How this is done has a massive impact on the LLM’s ability to achieve the output we want, and different agents do this work in different ways.

It shouldn’t be at all surprising that the quality of a coding agent’s work can vary greatly, even when it’s using the exact same model!

Additional Resources

Dexter Horthy has put out a bunch of great content on getting agents to work well, and specifically around context management. This writeup is a great place to start digging in deeper on that, and this recent presentation is another nice summary.

I wrote more about the importance of context management for coding agents here, and listed some additional resources at the bottom of that post (it’s a linked list in blog form!).

Finally, I offer a live workshop series which covers these topics in much more detail. This is an online training for experienced engineers that want to level up their use of coding agents for day-to-day engineer work. More details here!

Addendum: spying on Claude

You might be wondering how I peered inside Claude Code’s internal workings to get hold of things like its list of tools, its system prompt, and to see those hidden inline “system reminders”.

This was actually a pretty straightforward man-in-the-middle operation. Claude Code supports working via an LLM gateway. I used this facility to wire it up to a local LiteLLM instance, and additionally configured LiteLLM to log LLM traces to a local LangFuse instance.

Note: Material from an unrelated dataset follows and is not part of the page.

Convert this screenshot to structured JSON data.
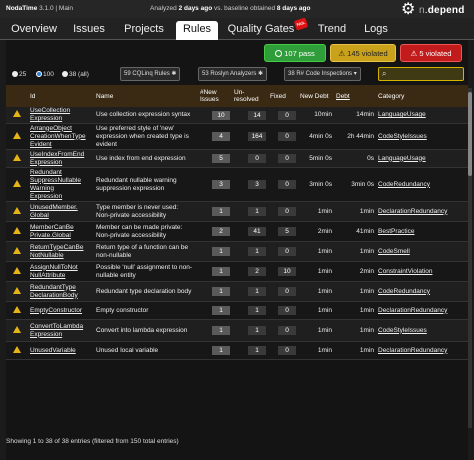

With this observability setup I was able to inspect all of Claude Code’s interactions with the LLM.

I got additional insight from poking around in Claude Code’s internal conversation history files. These are .jsonl files that live inside the individual projects within ~/.claude/projects/. Note however that these don’t contain the same level of detail as the raw LLM traces - you need to look at those to see all of the “under-the-covers” context hacking that I describe in this post.